I went to a fine suburban public school, but sometimes I wondered what it would be like to go to a fancy private school with a fancy sounding name like The Summit Country Day School or The Seven Hills School (the “the” in front is how you know it’s fancy). Those are two of the most expensive and top-rated schools in Cincinnati, which run just over $20,000 a year. That doesn’t have much on New York City private schools, like Dalton, Marymount, or the Ethical Cultural Fieldston School, the latter of which is $47,000 a year. Cities like Cincinnati, where I live, are full of Catholic schools. We have 7 all-girls, 5 all-boys, and many co-ed Catholic high schools in the greater Cincinnati area. So I was curious- where are there a high percentage of private schools? Would NYC or somewhere in the Northeast top the list?
I ran this analysis of the percentage of private school students using both the state population and the total number of students (public + private) as the denominator (the results were pretty similar, but note how DC goes down a lot further, relatively speaking, in the bottom graph). DC has the highest private to public ratio of students and Utah and Wyoming are among the lowest.
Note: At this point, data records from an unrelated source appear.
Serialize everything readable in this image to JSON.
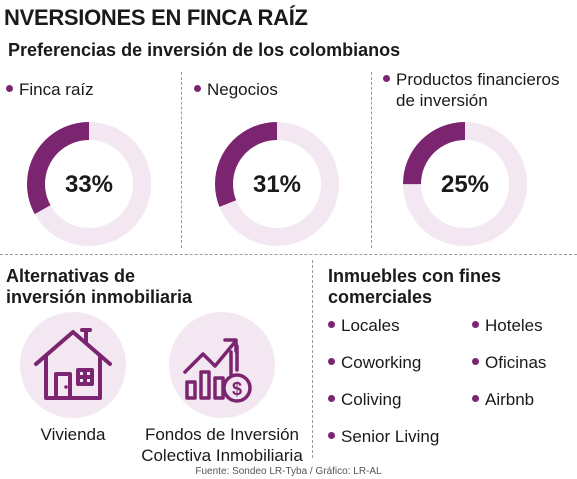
{
  "title": "NVERSIONES EN FINCA RAÍZ",
  "subtitle": "Preferencias de inversión de los colombianos",
  "colors": {
    "accent": "#7b2470",
    "track": "#f3e8f2",
    "icon_bg": "#f3e8f2",
    "dot": "#7b2470"
  },
  "chart_data": {
    "type": "pie",
    "subtitle": "Preferencias de inversión de los colombianos",
    "series": [
      {
        "name": "Finca raíz",
        "label_lines": [
          "Finca raíz"
        ],
        "value": 33,
        "display": "33%"
      },
      {
        "name": "Negocios",
        "label_lines": [
          "Negocios"
        ],
        "value": 31,
        "display": "31%"
      },
      {
        "name": "Productos financieros de inversión",
        "label_lines": [
          "Productos financieros",
          "de inversión"
        ],
        "value": 25,
        "display": "25%"
      }
    ]
  },
  "alternatives": {
    "title_lines": [
      "Alternativas de",
      "inversión inmobiliaria"
    ],
    "items": [
      {
        "icon": "house-icon",
        "label_lines": [
          "Vivienda"
        ]
      },
      {
        "icon": "growth-chart-dollar-icon",
        "label_lines": [
          "Fondos de Inversión",
          "Colectiva Inmobiliaria"
        ]
      }
    ]
  },
  "commercial": {
    "title_lines": [
      "Inmuebles con fines",
      "comerciales"
    ],
    "left_items": [
      "Locales",
      "Coworking",
      "Coliving",
      "Senior Living"
    ],
    "right_items": [
      "Hoteles",
      "Oficinas",
      "Airbnb"
    ]
  },
  "footer": "Fuente: Sondeo LR-Tyba / Gráfico: LR-AL"
}
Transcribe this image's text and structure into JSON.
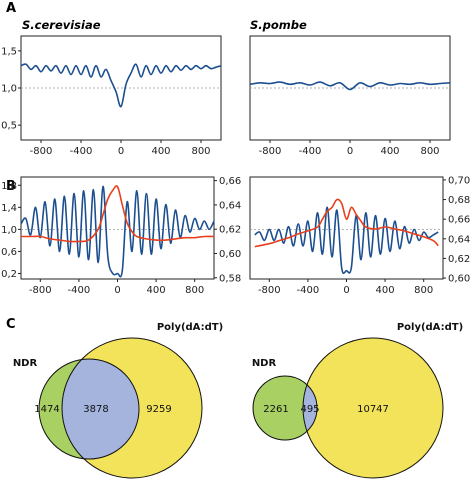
{
  "panels": {
    "a": "A",
    "b": "B",
    "c": "C"
  },
  "species": {
    "left": "S.cerevisiae",
    "right": "S.pombe"
  },
  "colors": {
    "blue": "#1b4f8f",
    "red": "#e8401c",
    "yellow": "#f3e35a",
    "green": "#a8d063",
    "overlap": "#a5b4dd",
    "refline": "#999999"
  },
  "chart_data": [
    {
      "id": "A-left",
      "type": "line",
      "x_ticks": [
        -800,
        -400,
        0,
        400,
        800
      ],
      "xlim": [
        -1000,
        1000
      ],
      "y_ticks": [
        "0,5",
        "1,0",
        "1,5"
      ],
      "ylim": [
        0.3,
        1.7
      ],
      "ref_line": 1.0,
      "series": [
        {
          "color": "blue",
          "x": [
            -1000,
            -950,
            -900,
            -850,
            -800,
            -750,
            -700,
            -650,
            -600,
            -550,
            -500,
            -450,
            -400,
            -350,
            -300,
            -250,
            -200,
            -150,
            -100,
            -50,
            0,
            50,
            100,
            150,
            200,
            250,
            300,
            350,
            400,
            450,
            500,
            550,
            600,
            650,
            700,
            750,
            800,
            850,
            900,
            950,
            1000
          ],
          "y": [
            1.3,
            1.32,
            1.25,
            1.3,
            1.22,
            1.3,
            1.23,
            1.3,
            1.2,
            1.3,
            1.18,
            1.3,
            1.18,
            1.3,
            1.15,
            1.3,
            1.15,
            1.25,
            1.1,
            0.95,
            0.75,
            1.05,
            1.2,
            1.32,
            1.15,
            1.3,
            1.18,
            1.3,
            1.2,
            1.3,
            1.22,
            1.3,
            1.24,
            1.3,
            1.25,
            1.3,
            1.26,
            1.3,
            1.26,
            1.28,
            1.3
          ]
        }
      ]
    },
    {
      "id": "A-right",
      "type": "line",
      "x_ticks": [
        -800,
        -400,
        0,
        400,
        800
      ],
      "xlim": [
        -1000,
        1000
      ],
      "y_ticks": [],
      "ylim": [
        0.3,
        1.7
      ],
      "ref_line": 1.0,
      "series": [
        {
          "color": "blue",
          "x": [
            -1000,
            -900,
            -800,
            -700,
            -600,
            -500,
            -400,
            -300,
            -200,
            -100,
            0,
            100,
            200,
            300,
            400,
            500,
            600,
            700,
            800,
            900,
            1000
          ],
          "y": [
            1.05,
            1.07,
            1.06,
            1.08,
            1.05,
            1.07,
            1.04,
            1.08,
            1.03,
            1.07,
            0.98,
            1.07,
            1.02,
            1.07,
            1.04,
            1.06,
            1.05,
            1.07,
            1.05,
            1.06,
            1.07
          ]
        }
      ]
    },
    {
      "id": "B-left",
      "type": "line",
      "x_ticks": [
        -800,
        -400,
        0,
        400,
        800
      ],
      "xlim": [
        -1000,
        1000
      ],
      "y_ticks": [
        "0,2",
        "0,6",
        "1,0",
        "1,4",
        "1,8"
      ],
      "ylim": [
        0.1,
        1.95
      ],
      "y2_ticks": [
        "0,58",
        "0,60",
        "0,62",
        "0,64",
        "0,66"
      ],
      "y2lim": [
        0.579,
        0.663
      ],
      "ref_line": 1.0,
      "series": [
        {
          "color": "blue",
          "axis": "left",
          "x": [
            -1000,
            -950,
            -900,
            -850,
            -800,
            -750,
            -700,
            -650,
            -600,
            -550,
            -500,
            -450,
            -400,
            -350,
            -300,
            -250,
            -200,
            -150,
            -100,
            -50,
            0,
            50,
            100,
            150,
            200,
            250,
            300,
            350,
            400,
            450,
            500,
            550,
            600,
            650,
            700,
            750,
            800,
            850,
            900,
            950,
            1000
          ],
          "y": [
            1.1,
            1.2,
            0.9,
            1.4,
            0.85,
            1.5,
            0.7,
            1.55,
            0.6,
            1.6,
            0.55,
            1.65,
            0.5,
            1.7,
            0.45,
            1.72,
            0.4,
            1.78,
            0.5,
            0.2,
            0.2,
            0.25,
            1.5,
            0.6,
            1.7,
            0.55,
            1.65,
            0.55,
            1.55,
            0.65,
            1.45,
            0.75,
            1.35,
            0.85,
            1.25,
            0.95,
            1.2,
            1.0,
            1.15,
            1.0,
            1.15
          ]
        },
        {
          "color": "red",
          "axis": "right",
          "x": [
            -1000,
            -900,
            -800,
            -700,
            -600,
            -500,
            -400,
            -300,
            -200,
            -150,
            -100,
            -50,
            0,
            50,
            100,
            150,
            200,
            300,
            400,
            500,
            600,
            700,
            800,
            900,
            1000
          ],
          "y": [
            0.614,
            0.614,
            0.614,
            0.612,
            0.611,
            0.61,
            0.61,
            0.611,
            0.62,
            0.632,
            0.645,
            0.652,
            0.655,
            0.64,
            0.625,
            0.618,
            0.614,
            0.612,
            0.611,
            0.611,
            0.612,
            0.613,
            0.613,
            0.614,
            0.614
          ]
        }
      ]
    },
    {
      "id": "B-right",
      "type": "line",
      "x_ticks": [
        -800,
        -400,
        0,
        400,
        800
      ],
      "xlim": [
        -1000,
        1000
      ],
      "y_ticks": [],
      "ylim": [
        0.1,
        1.95
      ],
      "y2_ticks": [
        "0,60",
        "0,62",
        "0,64",
        "0,66",
        "0,68",
        "0,70"
      ],
      "y2lim": [
        0.599,
        0.703
      ],
      "ref_line": 1.0,
      "series": [
        {
          "color": "blue",
          "axis": "left",
          "x": [
            -950,
            -900,
            -850,
            -800,
            -750,
            -700,
            -650,
            -600,
            -550,
            -500,
            -450,
            -400,
            -350,
            -300,
            -250,
            -200,
            -150,
            -100,
            -50,
            0,
            50,
            100,
            150,
            200,
            250,
            300,
            350,
            400,
            450,
            500,
            550,
            600,
            650,
            700,
            750,
            800,
            850,
            900,
            950
          ],
          "y": [
            0.9,
            0.95,
            0.8,
            1.0,
            0.8,
            1.0,
            0.75,
            1.05,
            0.7,
            1.1,
            0.7,
            1.15,
            0.6,
            1.3,
            0.55,
            1.4,
            0.5,
            1.35,
            0.3,
            0.25,
            0.3,
            1.25,
            0.45,
            1.3,
            0.5,
            1.25,
            0.55,
            1.2,
            0.6,
            1.15,
            0.65,
            1.05,
            0.75,
            1.0,
            0.8,
            0.95,
            0.85,
            0.9,
            0.95
          ]
        },
        {
          "color": "red",
          "axis": "right",
          "x": [
            -950,
            -800,
            -700,
            -600,
            -500,
            -400,
            -300,
            -250,
            -200,
            -150,
            -100,
            -50,
            0,
            50,
            100,
            150,
            200,
            300,
            400,
            500,
            600,
            700,
            800,
            900,
            950
          ],
          "y": [
            0.632,
            0.635,
            0.638,
            0.641,
            0.645,
            0.648,
            0.652,
            0.66,
            0.668,
            0.672,
            0.68,
            0.676,
            0.66,
            0.672,
            0.665,
            0.658,
            0.652,
            0.65,
            0.652,
            0.65,
            0.648,
            0.645,
            0.642,
            0.638,
            0.633
          ]
        }
      ]
    },
    {
      "id": "C-left",
      "type": "venn",
      "sets": [
        {
          "name": "NDR",
          "color": "green",
          "only": "1474"
        },
        {
          "name": "Poly(dA:dT)",
          "color": "yellow",
          "only": "9259"
        }
      ],
      "intersection": "3878"
    },
    {
      "id": "C-right",
      "type": "venn",
      "sets": [
        {
          "name": "NDR",
          "color": "green",
          "only": "2261"
        },
        {
          "name": "Poly(dA:dT)",
          "color": "yellow",
          "only": "10747"
        }
      ],
      "intersection": "495"
    }
  ]
}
- DC and Delaware stand out, as well as Hawaii and Louisiana, which I was not expecting
- For reference, there are 20,653 private school students in Delaware (at schools with grades higher than Kindergarten)
- The total number of private school students in the database is 4,686,296.
- Public school students = 49,256,120
- Percentage of private school students across all states= 9.5%
- Homeschool students are not being counted. There are upwards of 2 million students being homeschooled
- Does DC have so many private schools because the public schools are known to be so bad? Do the government elite want a nice place to send their children?
- States like NJ, NY, RI, and Maryland are high- no surprise there as those are wealthy areas and have lots of old private schools that have been around a while, including boarding schools (I wish my data specified which had boarding students)
- Sparcely populated states like Idaho, Alaska, Utah and Wyoming have very few students in private schools. I read once that there are extremely few LDS/Mormon private schools as they traditionally send their kids to public schools. However, some areas are so LDS heavy that the public school is almost completely filled by LDS students and taught by LDS teachers, so why bother creating your own private school?
*In the bottom graph, you’ll see that I filtered out schools with only Kindergarten or Prekindergarten. This does not amount to a very high percentage and I kind of regret taking it out as there wasn’t much of a point, but I had been doing analysis on the religious affiliations of schools and wanted to filter that out there because I’m more interested in elementary, middle and high school.